De frequentierelais KF1 en KF2 in het bekrachtigingscircuit van de LM-rotor werken afhankelijk van het motortoerental.Bij het opstarten, wanneer de rotorslip het grootst is, openen de verbreekcontacten van de relais KF1 en KF2.Het openen van de spoelen vindt plaats voordat het KV-blokkeerrelais wordt ingeschakeld en de K1-spoel krijgt geen stroom. Relaiscontacten KF1 en KF2 sluiten weer wanneer het motortoerental synchroon ongeveer 60-95% bereikt, in overeenstemming met de relaisregeling.

Na het sluiten van de contacten van het relais KF1, zal de spoel van de schakelaar K1 inschakelen, de contacten in het hoofdcircuit zullen de startweerstanden Rp kortsluiten en de stator zal inschakelen tot volledige lijnspanning. Wanneer de open contacten van het relais KF2 zijn gesloten, wordt een circuit gemaakt om de spoel van de schakelaar K2 te voeden, onafhankelijk van de schakelaar K1, het contact opent met een snelheid van ongeveer 60% van de synchrone snelheid.

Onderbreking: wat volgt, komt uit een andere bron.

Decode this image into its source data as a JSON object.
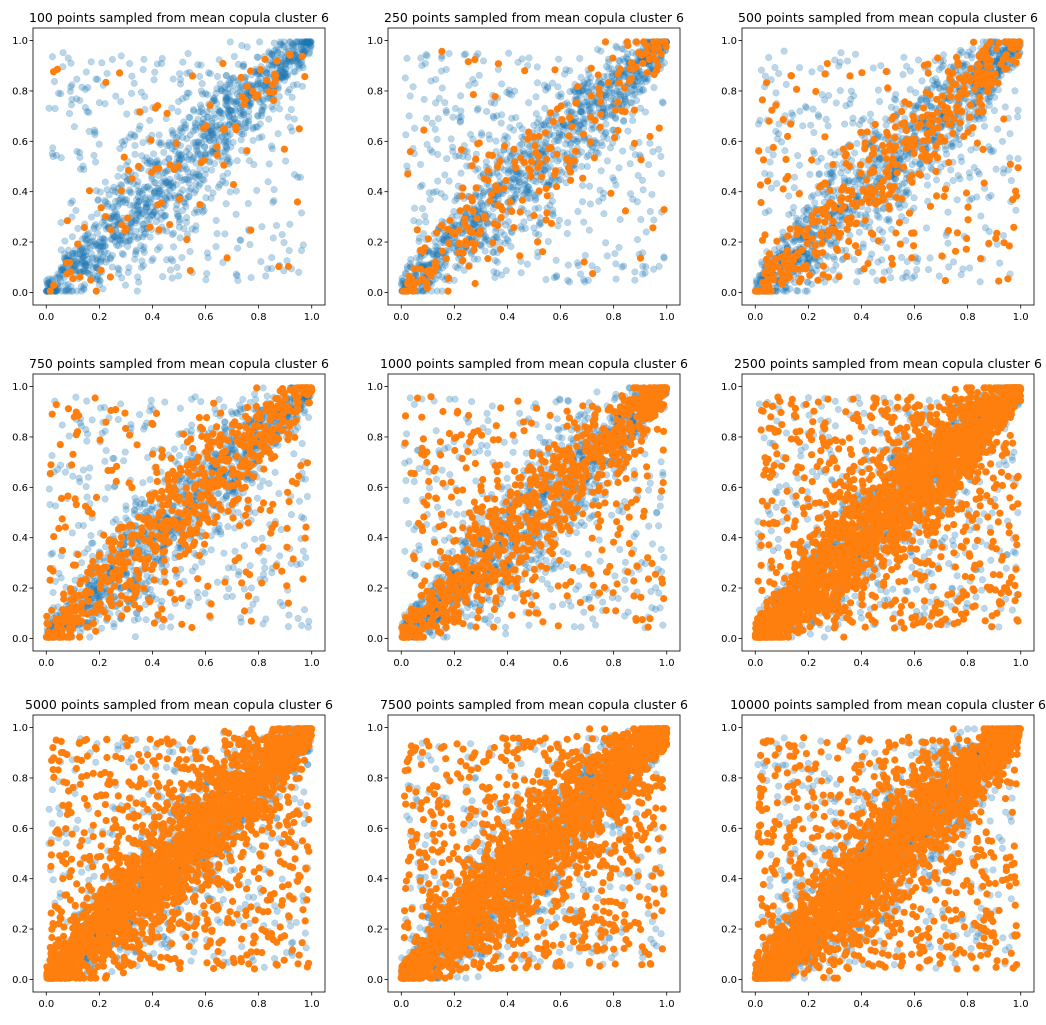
{
  "chart_data": [
    {
      "type": "scatter",
      "title": "100 points sampled from mean copula cluster 6",
      "n_sampled": 100
    },
    {
      "type": "scatter",
      "title": "250 points sampled from mean copula cluster 6",
      "n_sampled": 250
    },
    {
      "type": "scatter",
      "title": "500 points sampled from mean copula cluster 6",
      "n_sampled": 500
    },
    {
      "type": "scatter",
      "title": "750 points sampled from mean copula cluster 6",
      "n_sampled": 750
    },
    {
      "type": "scatter",
      "title": "1000 points sampled from mean copula cluster 6",
      "n_sampled": 1000
    },
    {
      "type": "scatter",
      "title": "2500 points sampled from mean copula cluster 6",
      "n_sampled": 2500
    },
    {
      "type": "scatter",
      "title": "5000 points sampled from mean copula cluster 6",
      "n_sampled": 5000
    },
    {
      "type": "scatter",
      "title": "7500 points sampled from mean copula cluster 6",
      "n_sampled": 7500
    },
    {
      "type": "scatter",
      "title": "10000 points sampled from mean copula cluster 6",
      "n_sampled": 10000
    }
  ],
  "shared": {
    "xlim": [
      -0.05,
      1.05
    ],
    "ylim": [
      -0.05,
      1.05
    ],
    "xticks": [
      "0.0",
      "0.2",
      "0.4",
      "0.6",
      "0.8",
      "1.0"
    ],
    "yticks": [
      "0.0",
      "0.2",
      "0.4",
      "0.6",
      "0.8",
      "1.0"
    ],
    "grid": false,
    "layout": "3x3",
    "series_colors": {
      "reference": "#1f77b4",
      "sampled": "#ff7f0e"
    },
    "reference_alpha": 0.3,
    "dependence": "strong positive, concentrated along diagonal with tails at corners"
  }
}
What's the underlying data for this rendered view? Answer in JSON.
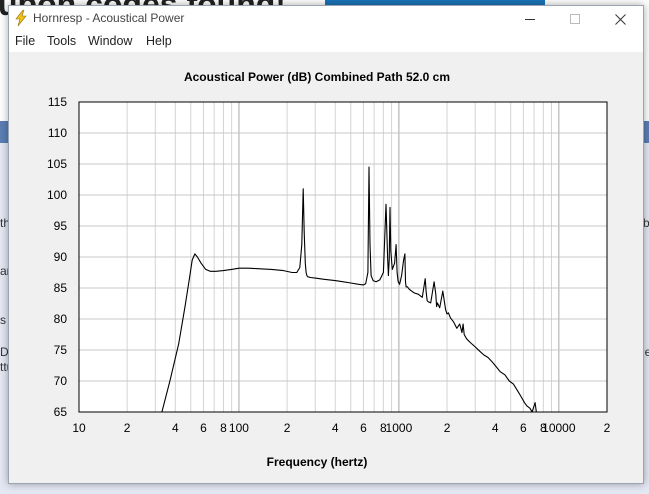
{
  "window": {
    "title": "Hornresp - Acoustical Power",
    "menu": [
      "File",
      "Tools",
      "Window",
      "Help"
    ]
  },
  "background": {
    "headline": "upon codes found!",
    "side_left": [
      "th",
      "ar",
      "s",
      "D",
      "ttu"
    ],
    "side_right": [
      "b",
      "le"
    ],
    "colors": {
      "band": "#5b7fb5",
      "lower": "#e4e8f3",
      "accent": "#1a73b8"
    }
  },
  "chart_data": {
    "type": "line",
    "title": "Acoustical Power (dB)   Combined   Path 52.0 cm",
    "xlabel": "Frequency (hertz)",
    "ylabel": "",
    "xscale": "log",
    "xlim": [
      10,
      20000
    ],
    "ylim": [
      65,
      115
    ],
    "yticks": [
      65,
      70,
      75,
      80,
      85,
      90,
      95,
      100,
      105,
      110,
      115
    ],
    "xticks": [
      {
        "v": 10,
        "label": "10"
      },
      {
        "v": 20,
        "label": "2"
      },
      {
        "v": 40,
        "label": "4"
      },
      {
        "v": 60,
        "label": "6"
      },
      {
        "v": 80,
        "label": "8"
      },
      {
        "v": 100,
        "label": "100"
      },
      {
        "v": 200,
        "label": "2"
      },
      {
        "v": 400,
        "label": "4"
      },
      {
        "v": 600,
        "label": "6"
      },
      {
        "v": 800,
        "label": "8"
      },
      {
        "v": 1000,
        "label": "1000"
      },
      {
        "v": 2000,
        "label": "2"
      },
      {
        "v": 4000,
        "label": "4"
      },
      {
        "v": 6000,
        "label": "6"
      },
      {
        "v": 8000,
        "label": "8"
      },
      {
        "v": 10000,
        "label": "10000"
      },
      {
        "v": 20000,
        "label": "2"
      }
    ],
    "grid": true,
    "line_color": "#000000",
    "series": [
      {
        "x": [
          33,
          37,
          42,
          46,
          49,
          51,
          53,
          55,
          58,
          62,
          66,
          72,
          80,
          90,
          100,
          115,
          135,
          160,
          190,
          215,
          230,
          240,
          247,
          252,
          256,
          260,
          263,
          266,
          270,
          280,
          300,
          340,
          400,
          450,
          500,
          560,
          600,
          620,
          640,
          650,
          660,
          670,
          690,
          720,
          760,
          800,
          830,
          850,
          860,
          870,
          880,
          890,
          910,
          940,
          960,
          975,
          990,
          1010,
          1040,
          1070,
          1090,
          1100,
          1110,
          1130,
          1160,
          1200,
          1250,
          1320,
          1400,
          1460,
          1480,
          1500,
          1520,
          1580,
          1660,
          1700,
          1720,
          1740,
          1800,
          1880,
          1960,
          2000,
          2040,
          2100,
          2200,
          2300,
          2400,
          2480,
          2520,
          2560,
          2650,
          2800,
          3000,
          3200,
          3400,
          3600,
          3800,
          4000,
          4300,
          4600,
          4900,
          5200,
          5500,
          5800,
          6100,
          6300,
          6600,
          6800,
          7100,
          7250
        ],
        "y": [
          65,
          70,
          76,
          82,
          86.5,
          89.5,
          90.5,
          90,
          89,
          88,
          87.7,
          87.7,
          87.8,
          88,
          88.2,
          88.2,
          88.1,
          88,
          87.8,
          87.5,
          87.5,
          88.3,
          92,
          101,
          94,
          89,
          87.5,
          87,
          86.8,
          86.7,
          86.6,
          86.4,
          86.2,
          86,
          85.8,
          85.6,
          85.5,
          85.7,
          87.5,
          104.5,
          92,
          87,
          86.2,
          86,
          86.3,
          87.5,
          98.5,
          90,
          87,
          89.5,
          98,
          91,
          88,
          89,
          92,
          87.5,
          86,
          85.6,
          87,
          89.5,
          90.5,
          86,
          85.2,
          85.2,
          84.8,
          84.5,
          84.2,
          84,
          83.5,
          86.5,
          84.5,
          83,
          82.8,
          82.6,
          86,
          84,
          82,
          82.6,
          81.8,
          84.5,
          81.5,
          80.8,
          81,
          80.2,
          79.5,
          78.5,
          79.2,
          77.8,
          79.2,
          77.5,
          76.8,
          76.2,
          75.5,
          74.8,
          74.2,
          73.8,
          73.2,
          72.5,
          71.5,
          71,
          70,
          69.5,
          68.5,
          67.5,
          66.5,
          66,
          65.6,
          65,
          66.5,
          64.8
        ]
      }
    ]
  }
}
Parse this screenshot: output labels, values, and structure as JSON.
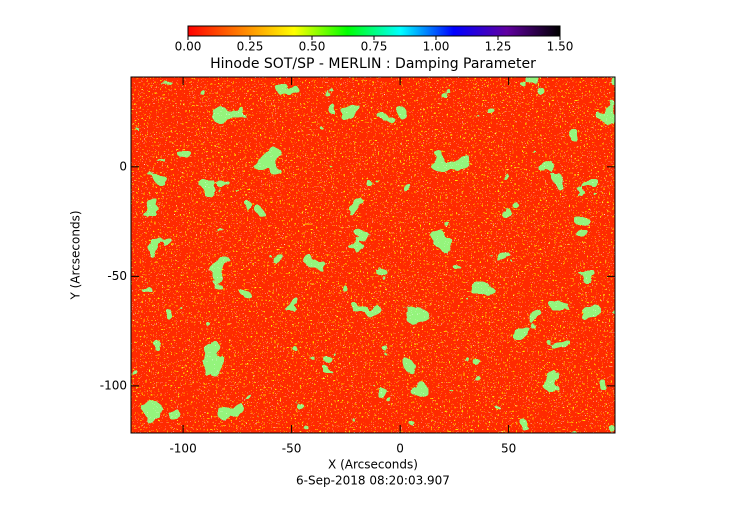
{
  "chart_data": {
    "type": "image",
    "title": "Hinode SOT/SP - MERLIN : Damping Parameter",
    "x_label": "X (Arcseconds)",
    "y_label": "Y (Arcseconds)",
    "footer": "6-Sep-2018 08:20:03.907",
    "xlim": [
      -124,
      99
    ],
    "xticks": [
      -100,
      -50,
      0,
      50
    ],
    "ylim": [
      -121.5,
      41
    ],
    "yticks": [
      0,
      -50,
      -100
    ],
    "colorbar": {
      "lim": [
        0,
        1.5
      ],
      "ticks": [
        {
          "value": 0,
          "label": "0.00"
        },
        {
          "value": 0.25,
          "label": "0.25"
        },
        {
          "value": 0.5,
          "label": "0.50"
        },
        {
          "value": 0.75,
          "label": "0.75"
        },
        {
          "value": 1,
          "label": "1.00"
        },
        {
          "value": 1.25,
          "label": "1.25"
        },
        {
          "value": 1.5,
          "label": "1.50"
        }
      ],
      "colors": [
        "#ff0000",
        "#ff8000",
        "#ffff00",
        "#00ff00",
        "#00ffff",
        "#0000ff",
        "#6000a0",
        "#000000"
      ]
    }
  }
}
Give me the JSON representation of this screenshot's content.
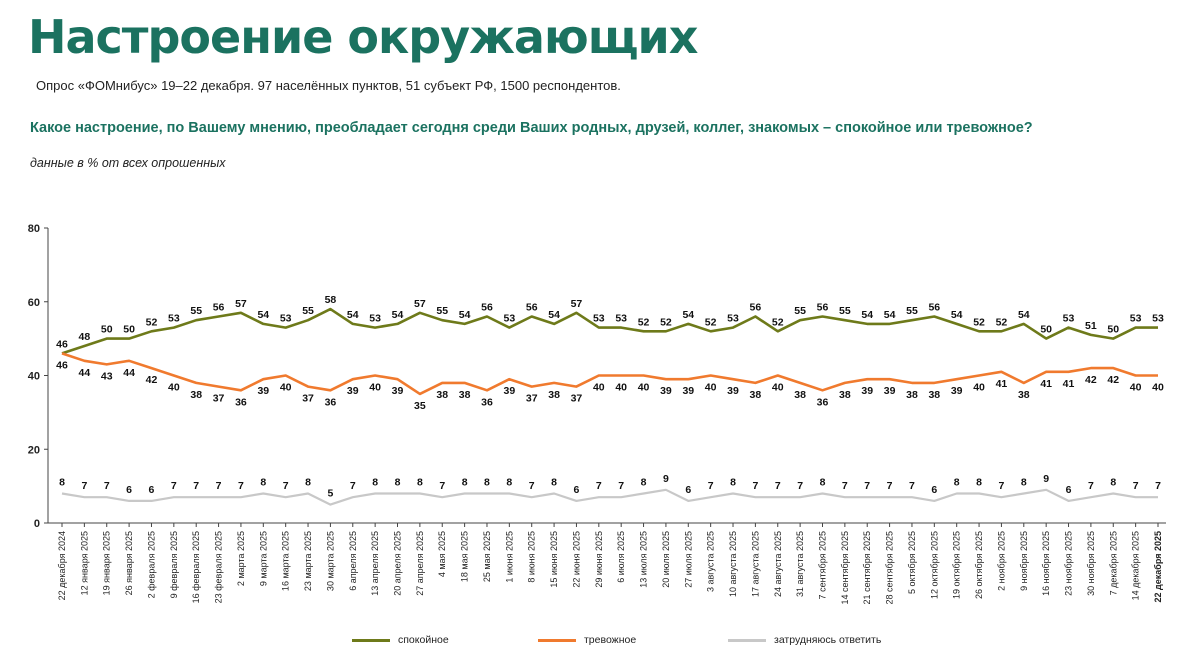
{
  "header": {
    "title": "Настроение окружающих",
    "subtitle": "Опрос «ФОМнибус» 19–22 декабря. 97 населённых пунктов, 51 субъект РФ, 1500 респондентов.",
    "question": "Какое настроение, по Вашему мнению, преобладает сегодня среди Ваших родных, друзей, коллег, знакомых – спокойное или тревожное?",
    "note": "данные в % от всех опрошенных"
  },
  "colors": {
    "calm": "#6e7a1a",
    "anxious": "#f07a2e",
    "unsure": "#c8c8c8",
    "accent": "#1b7260"
  },
  "legend": {
    "calm": "спокойное",
    "anxious": "тревожное",
    "unsure": "затрудняюсь ответить"
  },
  "chart_data": {
    "type": "line",
    "ylim": [
      0,
      80
    ],
    "yticks": [
      0,
      20,
      40,
      60,
      80
    ],
    "grid": false,
    "legend_position": "bottom",
    "x": [
      "22 декабря 2024",
      "12 января 2025",
      "19 января 2025",
      "26 января 2025",
      "2 февраля 2025",
      "9 февраля 2025",
      "16 февраля 2025",
      "23 февраля 2025",
      "2 марта 2025",
      "9 марта 2025",
      "16 марта 2025",
      "23 марта 2025",
      "30 марта 2025",
      "6 апреля 2025",
      "13 апреля 2025",
      "20 апреля 2025",
      "27 апреля 2025",
      "4 мая 2025",
      "18 мая 2025",
      "25 мая 2025",
      "1 июня 2025",
      "8 июня 2025",
      "15 июня 2025",
      "22 июня 2025",
      "29 июня 2025",
      "6 июля 2025",
      "13 июля 2025",
      "20 июля 2025",
      "27 июля 2025",
      "3 августа 2025",
      "10 августа 2025",
      "17 августа 2025",
      "24 августа 2025",
      "31 августа 2025",
      "7 сентября 2025",
      "14 сентября 2025",
      "21 сентября 2025",
      "28 сентября 2025",
      "5 октября 2025",
      "12 октября 2025",
      "19 октября 2025",
      "26 октября 2025",
      "2 ноября 2025",
      "9 ноября 2025",
      "16 ноября 2025",
      "23 ноября 2025",
      "30 ноября 2025",
      "7 декабря 2025",
      "14 декабря 2025",
      "22 декабря 2025"
    ],
    "series": [
      {
        "name": "спокойное",
        "values": [
          46,
          48,
          50,
          50,
          52,
          53,
          55,
          56,
          57,
          54,
          53,
          55,
          58,
          54,
          53,
          54,
          57,
          55,
          54,
          56,
          53,
          56,
          54,
          57,
          53,
          53,
          52,
          52,
          54,
          52,
          53,
          56,
          52,
          55,
          56,
          55,
          54,
          54,
          55,
          56,
          54,
          52,
          52,
          54,
          50,
          53,
          51,
          50,
          53,
          53
        ]
      },
      {
        "name": "тревожное",
        "values": [
          46,
          44,
          43,
          44,
          42,
          40,
          38,
          37,
          36,
          39,
          40,
          37,
          36,
          39,
          40,
          39,
          35,
          38,
          38,
          36,
          39,
          37,
          38,
          37,
          40,
          40,
          40,
          39,
          39,
          40,
          39,
          38,
          40,
          38,
          36,
          38,
          39,
          39,
          38,
          38,
          39,
          40,
          41,
          38,
          41,
          41,
          42,
          42,
          40,
          40
        ]
      },
      {
        "name": "затрудняюсь ответить",
        "values": [
          8,
          7,
          7,
          6,
          6,
          7,
          7,
          7,
          7,
          8,
          7,
          8,
          5,
          7,
          8,
          8,
          8,
          7,
          8,
          8,
          8,
          7,
          8,
          6,
          7,
          7,
          8,
          9,
          6,
          7,
          8,
          7,
          7,
          7,
          8,
          7,
          7,
          7,
          7,
          6,
          8,
          8,
          7,
          8,
          9,
          6,
          7,
          8,
          7,
          7
        ]
      }
    ]
  }
}
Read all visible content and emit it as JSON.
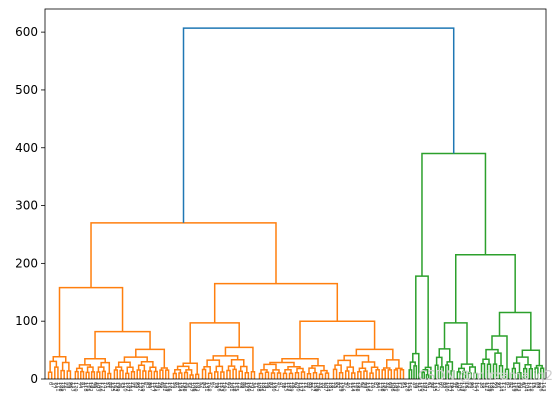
{
  "chart_data": {
    "type": "dendrogram",
    "title": "",
    "xlabel": "",
    "ylabel": "",
    "ylim": [
      0,
      640
    ],
    "yticks": [
      0,
      100,
      200,
      300,
      400,
      500,
      600
    ],
    "grid": false,
    "colors": {
      "cluster_1": "#ff7f0e",
      "cluster_2": "#2ca02c",
      "root": "#1f77b4",
      "axis": "#000000"
    },
    "merges": [
      {
        "name": "root",
        "height": 607,
        "color": "root"
      },
      {
        "name": "orange-cluster",
        "height": 270,
        "color": "cluster_1"
      },
      {
        "name": "green-cluster",
        "height": 390,
        "color": "cluster_2"
      },
      {
        "name": "orange-left",
        "height": 158,
        "color": "cluster_1"
      },
      {
        "name": "orange-right",
        "height": 165,
        "color": "cluster_1"
      },
      {
        "name": "green-left",
        "height": 178,
        "color": "cluster_2"
      },
      {
        "name": "green-right",
        "height": 215,
        "color": "cluster_2"
      },
      {
        "name": "orange-left-a",
        "height": 53,
        "color": "cluster_1"
      },
      {
        "name": "orange-left-b",
        "height": 82,
        "color": "cluster_1"
      },
      {
        "name": "orange-right-a",
        "height": 97,
        "color": "cluster_1"
      },
      {
        "name": "orange-right-b",
        "height": 100,
        "color": "cluster_1"
      },
      {
        "name": "green-right-a",
        "height": 97,
        "color": "cluster_2"
      },
      {
        "name": "green-right-b",
        "height": 115,
        "color": "cluster_2"
      }
    ],
    "watermark": "CSDN @mirzamaliq21",
    "leaf_count": 200
  }
}
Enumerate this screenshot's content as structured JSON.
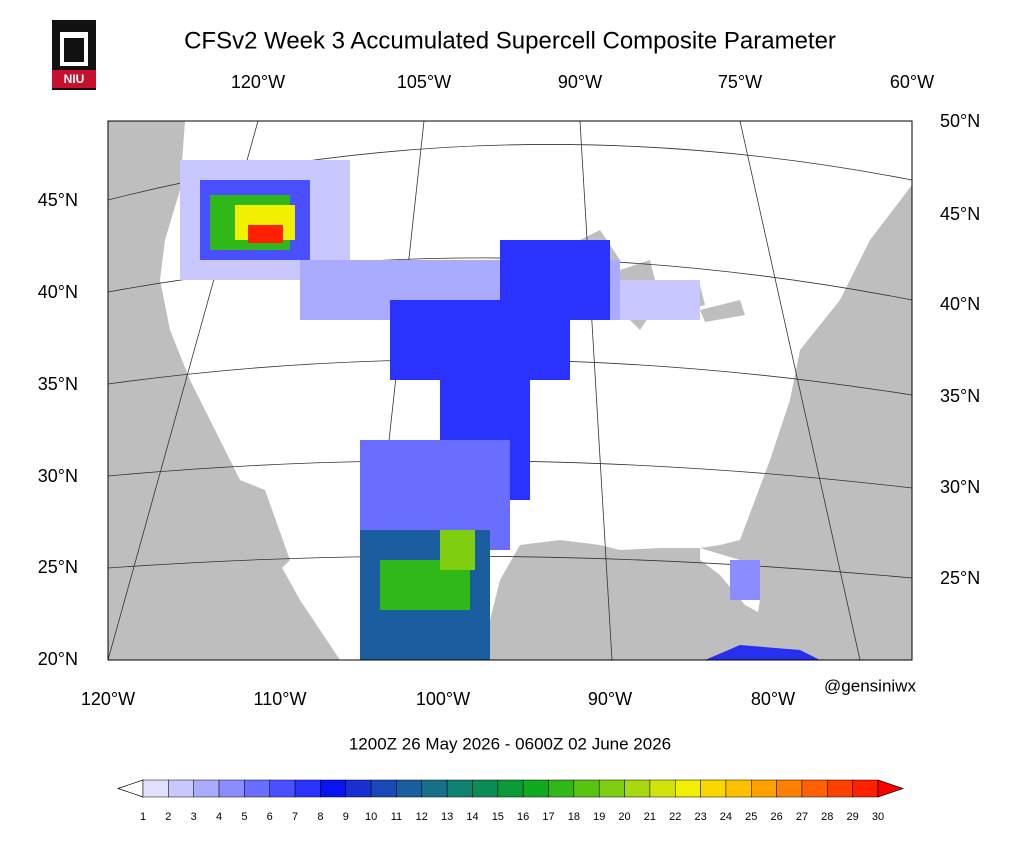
{
  "header": {
    "title": "CFSv2 Week 3 Accumulated Supercell Composite Parameter",
    "logo": "NIU"
  },
  "map": {
    "top_lon_labels": [
      "120°W",
      "105°W",
      "90°W",
      "75°W",
      "60°W"
    ],
    "right_lat_labels": [
      "50°N",
      "45°N",
      "40°N",
      "35°N",
      "30°N",
      "25°N"
    ],
    "left_lat_labels": [
      "45°N",
      "40°N",
      "35°N",
      "30°N",
      "25°N",
      "20°N"
    ],
    "bottom_lon_labels": [
      "120°W",
      "110°W",
      "100°W",
      "90°W",
      "80°W"
    ],
    "credit": "@gensiniwx"
  },
  "valid_time": "1200Z 26  May  2026  - 0600Z 02  June  2026",
  "colorbar": {
    "labels": [
      1,
      2,
      3,
      4,
      5,
      6,
      7,
      8,
      9,
      10,
      11,
      12,
      13,
      14,
      15,
      16,
      17,
      18,
      19,
      20,
      21,
      22,
      23,
      24,
      25,
      26,
      27,
      28,
      29,
      30
    ],
    "colors": [
      "#ffffff",
      "#e1e1ff",
      "#c8c8ff",
      "#aaaaff",
      "#8a8cff",
      "#6a6eff",
      "#4a50ff",
      "#2a32ff",
      "#0a14f0",
      "#1830d0",
      "#1a48b8",
      "#1a5ea0",
      "#157088",
      "#108070",
      "#0c8c55",
      "#0a9a38",
      "#10aa20",
      "#30b818",
      "#58c410",
      "#80ce10",
      "#a8d810",
      "#d0e40c",
      "#f0f000",
      "#f8d800",
      "#ffc000",
      "#ffa000",
      "#ff8000",
      "#ff6000",
      "#ff4000",
      "#ff2000",
      "#ff0000"
    ]
  }
}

Contactor K2 heeft twee wikkelingen: een hoofdwikkeling die KM1 trekt en de tweede wikkeling KM2, ontworpen om het slot te ontgrendelen dat bij de contactor is geleverd. Na het inschakelen van de opneemspoel KM1 sluiten de sluitcontacten K2 in het excitatiecircuit en openen de openingscontacten K2, waardoor de rotorwikkeling wordt losgekoppeld van de ontladingsweerstanden R1 en R2 en de rotor wordt aangesloten op het DC-netwerk.

Synchroon motorbesturingscircuit

Rijst. 3. Synchroon motorbesturingsschema

De contacten van de schakelaar K2 werken in de volgende volgorde. N / O-contact K2 opent in het voedingscircuit van de opneemspoel, maar de blokkering houdt de schakelaar bekrachtigd. De sluitcontacten K2 sluiten in het voedingscircuit van de twee spoelen en in het circuit van de spoel KM2 en bereiden het circuit voor op het aansluitend inschakelen. Spoel K2 wordt spanningsloos zodra het vergrendelingsmechanisme van spoel KM2 wordt losgelaten. De motor wordt losgekoppeld van het net door op de SB1-knop te drukken.Spoel K1 geeft zijn openingscontact vrij in het circuit van spoel KM2, waardoor de grendel wordt vrijgegeven en spoel KM1 wordt uitgeschakeld, waarna het circuit terugkeert naar zijn oorspronkelijke positie.

We raden u aan om te lezen:

Waarom is elektrische stroom gevaarlijk?